I found a company out of California (of course) that claims they can help you monetize anything. But doesn’t that fly in the direct face of what all those poignant MasterCard commercials are teaching us: that certain things are priceless?
All joking aside, it’s tricky to strike the right balance between helping clients with technical support in order to keep the relationship healthy while guarding your profit margins.
4 steps you can take to safeguard – and charge for – your technical support resources
1. How "leaky" is your current support?
You can’t manage it until you measure it! Spend a little time and effort getting some data to help quantify and qualify the nature of the problem. To be true to the scientific method, don’t apply judgment (yet); simply gather information.
How much unpaid support are you really providing? And to whom? Is there anything interesting to be learned about the topics and timing of the requests? Any curious variations between individuals on your technical support team?
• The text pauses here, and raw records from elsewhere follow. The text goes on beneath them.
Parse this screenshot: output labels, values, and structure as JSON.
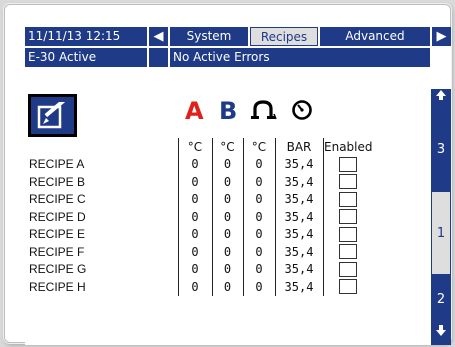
{
  "header": {
    "datetime": "11/11/13 12:15",
    "nav_left": "◀",
    "nav_right": "▶",
    "tabs": [
      {
        "label": "System",
        "selected": false
      },
      {
        "label": "Recipes",
        "selected": true
      },
      {
        "label": "Advanced",
        "selected": false
      }
    ]
  },
  "status": {
    "mode": "E-30 Active",
    "errors": "No Active Errors"
  },
  "side_nav": {
    "up_icon": "arrow-up-icon",
    "down_icon": "arrow-down-icon",
    "pages": [
      "3",
      "1",
      "2"
    ],
    "selected_page": "1"
  },
  "edit_button": {
    "icon": "edit-pencil-icon"
  },
  "columns": {
    "a_letter": "A",
    "b_letter": "B",
    "hose_icon": "hose-heat-icon",
    "pressure_icon": "pressure-gauge-icon",
    "units": [
      "°C",
      "°C",
      "°C",
      "BAR",
      "Enabled"
    ]
  },
  "recipes": [
    {
      "name": "RECIPE A",
      "a": "0",
      "b": "0",
      "hose": "0",
      "pressure": "35,4",
      "enabled": false
    },
    {
      "name": "RECIPE B",
      "a": "0",
      "b": "0",
      "hose": "0",
      "pressure": "35,4",
      "enabled": false
    },
    {
      "name": "RECIPE C",
      "a": "0",
      "b": "0",
      "hose": "0",
      "pressure": "35,4",
      "enabled": false
    },
    {
      "name": "RECIPE D",
      "a": "0",
      "b": "0",
      "hose": "0",
      "pressure": "35,4",
      "enabled": false
    },
    {
      "name": "RECIPE E",
      "a": "0",
      "b": "0",
      "hose": "0",
      "pressure": "35,4",
      "enabled": false
    },
    {
      "name": "RECIPE F",
      "a": "0",
      "b": "0",
      "hose": "0",
      "pressure": "35,4",
      "enabled": false
    },
    {
      "name": "RECIPE G",
      "a": "0",
      "b": "0",
      "hose": "0",
      "pressure": "35,4",
      "enabled": false
    },
    {
      "name": "RECIPE H",
      "a": "0",
      "b": "0",
      "hose": "0",
      "pressure": "35,4",
      "enabled": false
    }
  ],
  "colors": {
    "navy": "#1f3a86",
    "tab_selected_bg": "#dedede",
    "a_red": "#e0201a",
    "b_blue": "#1f3a86"
  }
}
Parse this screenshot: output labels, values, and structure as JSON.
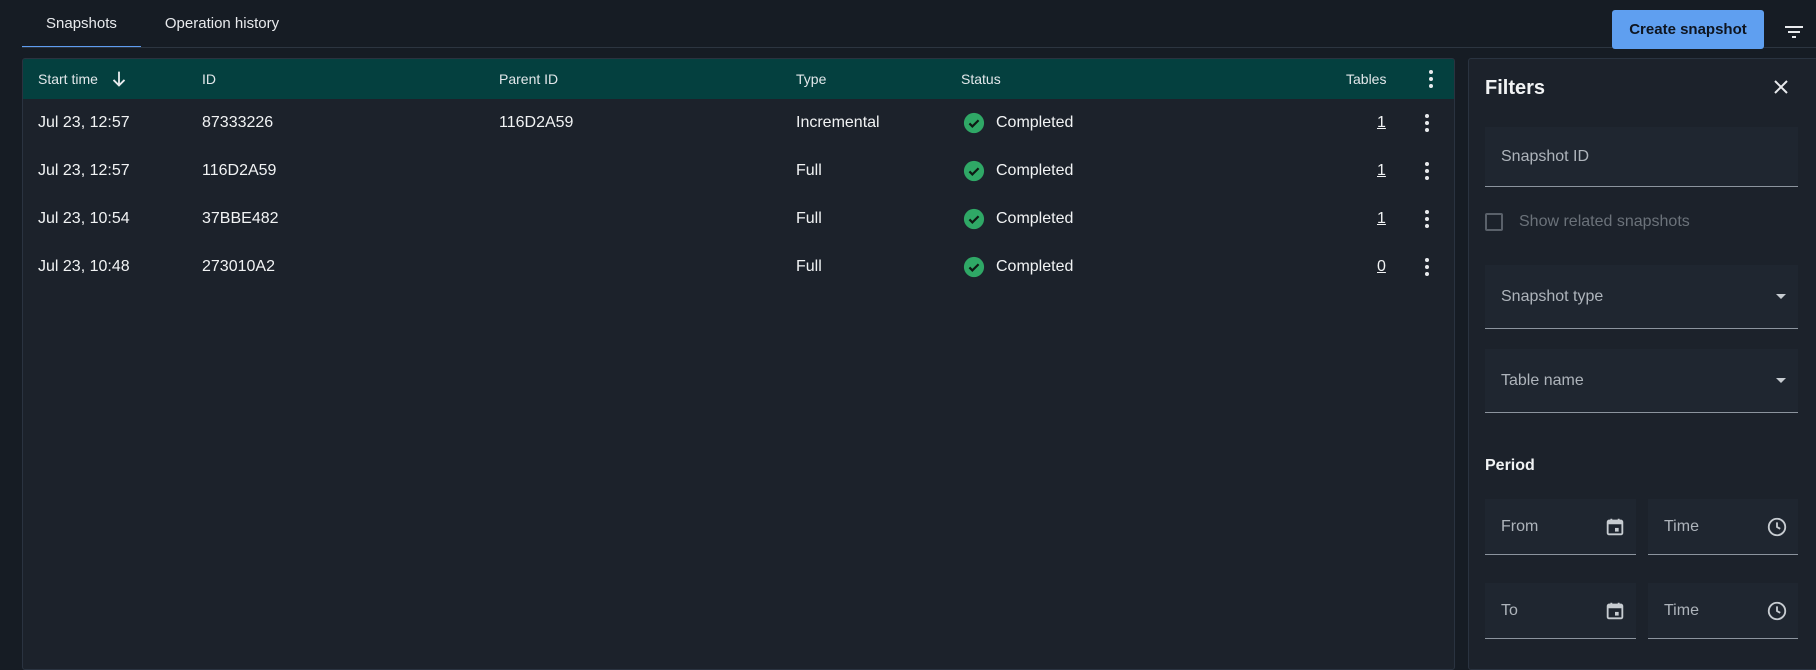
{
  "tabs": [
    {
      "label": "Snapshots",
      "active": true
    },
    {
      "label": "Operation history",
      "active": false
    }
  ],
  "toolbar": {
    "create_label": "Create snapshot",
    "filter_icon": "filter-list-icon"
  },
  "colors": {
    "background": "#161c24",
    "header": "#04403f",
    "accent": "#5f9ff0",
    "success": "#2fa866"
  },
  "table": {
    "columns": {
      "start_time": "Start time",
      "id": "ID",
      "parent_id": "Parent ID",
      "type": "Type",
      "status": "Status",
      "tables": "Tables"
    },
    "sort": {
      "column": "start_time",
      "direction": "desc",
      "icon": "arrow-down-icon"
    },
    "rows": [
      {
        "start_time": "Jul 23, 12:57",
        "id": "87333226",
        "parent_id": "116D2A59",
        "type": "Incremental",
        "status": "Completed",
        "tables": "1"
      },
      {
        "start_time": "Jul 23, 12:57",
        "id": "116D2A59",
        "parent_id": "",
        "type": "Full",
        "status": "Completed",
        "tables": "1"
      },
      {
        "start_time": "Jul 23, 10:54",
        "id": "37BBE482",
        "parent_id": "",
        "type": "Full",
        "status": "Completed",
        "tables": "1"
      },
      {
        "start_time": "Jul 23, 10:48",
        "id": "273010A2",
        "parent_id": "",
        "type": "Full",
        "status": "Completed",
        "tables": "0"
      }
    ]
  },
  "filters": {
    "title": "Filters",
    "snapshot_id_placeholder": "Snapshot ID",
    "show_related_label": "Show related snapshots",
    "show_related_checked": false,
    "snapshot_type_placeholder": "Snapshot type",
    "table_name_placeholder": "Table name",
    "period_label": "Period",
    "from_label": "From",
    "to_label": "To",
    "time_label": "Time"
  }
}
If you are lucky, you’ll discover that there isn’t really a problem. But more likely you will find some opportunities for additional monetization of your efforts.
2. Map out your ideal approach
Now it’s time to apply some judgment and clarify your expectations. Categorize all the different types of technical support that you identified in step 1, and describe how each category should be handled.
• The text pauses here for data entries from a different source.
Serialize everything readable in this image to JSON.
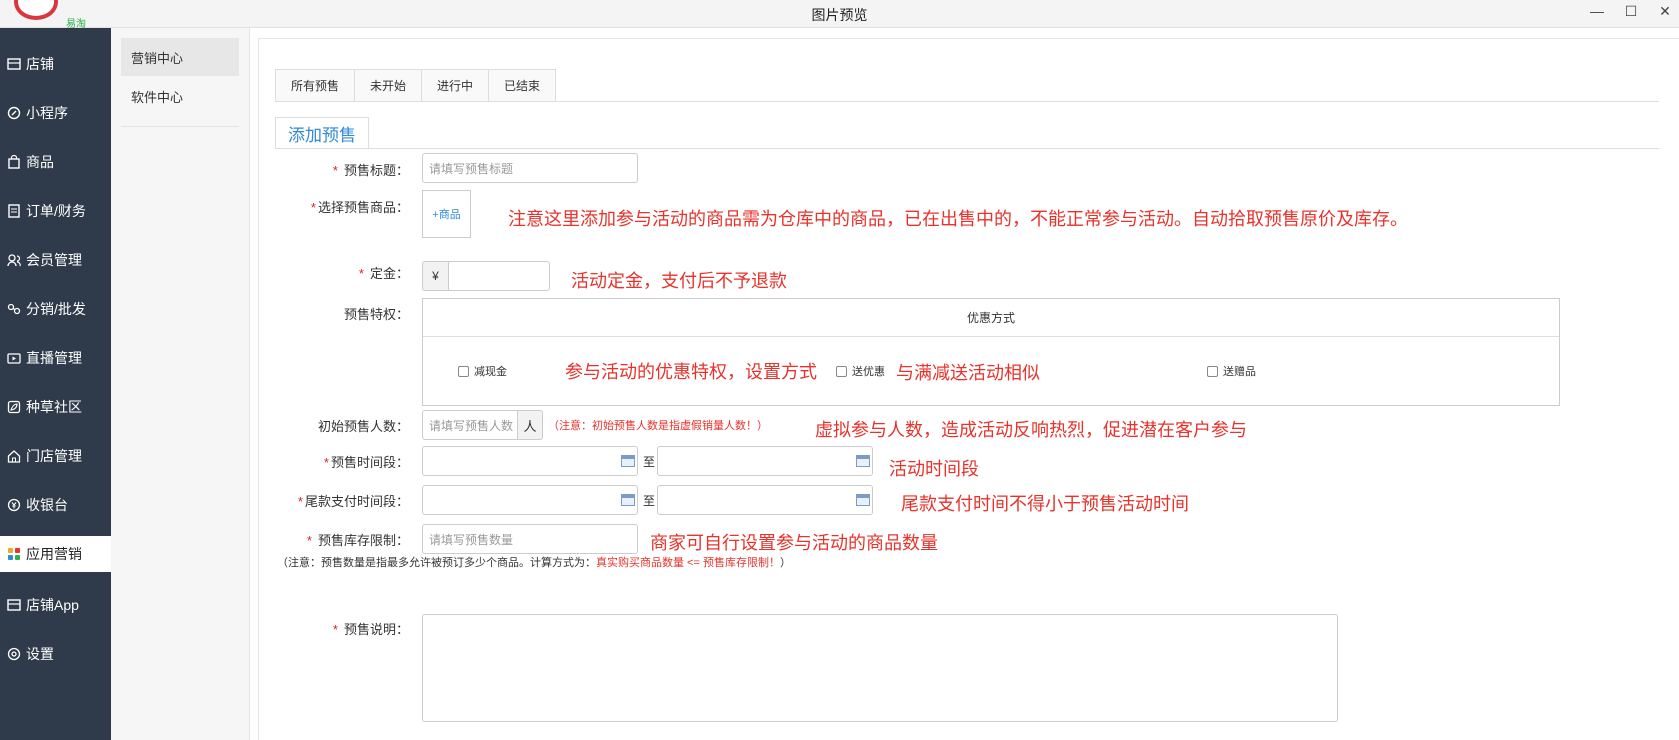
{
  "window": {
    "title": "图片预览",
    "logo_text": "易淘"
  },
  "sidebar": {
    "items": [
      {
        "label": "店铺",
        "icon": "store-icon"
      },
      {
        "label": "小程序",
        "icon": "compass-icon"
      },
      {
        "label": "商品",
        "icon": "bag-icon"
      },
      {
        "label": "订单/财务",
        "icon": "document-icon"
      },
      {
        "label": "会员管理",
        "icon": "users-icon"
      },
      {
        "label": "分销/批发",
        "icon": "share-icon"
      },
      {
        "label": "直播管理",
        "icon": "video-icon"
      },
      {
        "label": "种草社区",
        "icon": "leaf-icon"
      },
      {
        "label": "门店管理",
        "icon": "house-icon"
      },
      {
        "label": "收银台",
        "icon": "yen-icon"
      },
      {
        "label": "应用营销",
        "icon": "apps-icon"
      },
      {
        "label": "店铺App",
        "icon": "store-app-icon"
      },
      {
        "label": "设置",
        "icon": "gear-icon"
      }
    ]
  },
  "subnav": {
    "items": [
      {
        "label": "营销中心"
      },
      {
        "label": "软件中心"
      }
    ]
  },
  "tabs": [
    {
      "label": "所有预售"
    },
    {
      "label": "未开始"
    },
    {
      "label": "进行中"
    },
    {
      "label": "已结束"
    }
  ],
  "section_tab": "添加预售",
  "form": {
    "title": {
      "label": "预售标题：",
      "placeholder": "请填写预售标题"
    },
    "product": {
      "label": "选择预售商品：",
      "button": "+商品",
      "note": "注意这里添加参与活动的商品需为仓库中的商品，已在出售中的，不能正常参与活动。自动拾取预售原价及库存。"
    },
    "deposit": {
      "label": "定金：",
      "currency": "¥",
      "note": "活动定金，支付后不予退款"
    },
    "privilege": {
      "label": "预售特权：",
      "header": "优惠方式",
      "options": [
        "减现金",
        "送优惠",
        "送赠品"
      ],
      "note1": "参与活动的优惠特权，设置方式",
      "note2": "与满减送活动相似"
    },
    "initial": {
      "label": "初始预售人数：",
      "placeholder": "请填写预售人数",
      "unit": "人",
      "hint": "（注意：初始预售人数是指虚假销量人数！）",
      "note": "虚拟参与人数，造成活动反响热烈，促进潜在客户参与"
    },
    "period": {
      "label": "预售时间段：",
      "to": "至",
      "note": "活动时间段"
    },
    "final_pay": {
      "label": "尾款支付时间段：",
      "to": "至",
      "note": "尾款支付时间不得小于预售活动时间"
    },
    "stock": {
      "label": "预售库存限制：",
      "placeholder": "请填写预售数量",
      "note": "商家可自行设置参与活动的商品数量"
    },
    "footnote_prefix": "（注意：预售数量是指最多允许被预订多少个商品。计算方式为：",
    "footnote_red": "真实购买商品数量 <= 预售库存限制！",
    "footnote_suffix": "）",
    "description": {
      "label": "预售说明："
    }
  },
  "colors": {
    "sidebar_bg": "#2f3b4a",
    "accent": "#2f8ad8",
    "annotation_red": "#e8322b"
  }
}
You might still end up giving some away for free in the name of customer satisfaction, and that’s OK. Just be sure that’s it is still accounted for so you can keep an eye on what it’s costing you.
And hopefully, you will find other areas where you can successfully upcharge.
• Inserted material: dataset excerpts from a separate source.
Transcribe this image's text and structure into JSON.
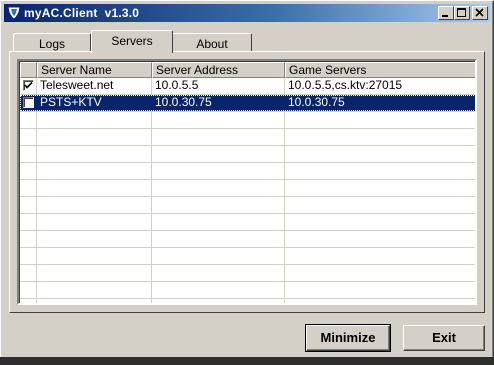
{
  "window": {
    "title": "myAC.Client  v1.3.0",
    "icon": "app-shield-icon",
    "controls": [
      "minimize-icon",
      "maximize-icon",
      "close-icon"
    ]
  },
  "tabs": [
    {
      "label": "Logs",
      "active": false
    },
    {
      "label": "Servers",
      "active": true
    },
    {
      "label": "About",
      "active": false
    }
  ],
  "servers_table": {
    "columns": [
      "",
      "Server Name",
      "Server Address",
      "Game Servers"
    ],
    "rows": [
      {
        "checked": true,
        "name": "Telesweet.net",
        "address": "10.0.5.5",
        "game_servers": "10.0.5.5,cs.ktv:27015",
        "selected": false
      },
      {
        "checked": false,
        "name": "PSTS+KTV",
        "address": "10.0.30.75",
        "game_servers": "10.0.30.75",
        "selected": true
      }
    ]
  },
  "buttons": {
    "minimize_label": "Minimize",
    "exit_label": "Exit"
  },
  "colors": {
    "titlebar_start": "#0a246a",
    "titlebar_end": "#a6caf0",
    "selection": "#0a246a",
    "face": "#d4d0c8"
  }
}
3. Communicate, communicate, communicate!
With everybody. Techs, sales team, billing, account management and all the rest of your staff. And with customers.
Make sure there are clear pathways between the tech support team and the other teams who might be responsible for pitching upgraded services to the client, or adjusting the billing. The front line needs a way to tell the others what categories of support are coming in and thereby set various wheels in motion.
Provide training and resources so that the techs fielding the support requests are tracking and responding according to the plan set out in step 2. Systemize it so that support request types are handled as a matter of policy, rather than judgment calls by individuals.
4. Be gracious
Above all, courtesy will go a long way toward charging for your services. Don’t leave your customers feeling as if you are continuously squeezing them; rather, you are providing value that is worthy of compensation.
You want customers to feel that they are respected and valued even when you are setting appropriate and necessary boundaries. (By the way, be sure to see our recent blog post on customer service skills.)
When a request is out-of-scope, make sure that the responses, whether verbal or written, are carefully crafted and appropriately reflect the message you want to convey.
Be sure to charge for mobile device support. BYOD is here to stay, and many businesses prefer MDM (mobile device management) to be handled for them. Be sure to account for that in your services offerings and check out some of the available MDM technologies. This is an up-and-coming area. Some MSPs are already doing it successfully, but many still have a growth opportunity to fully tap into this opportunity.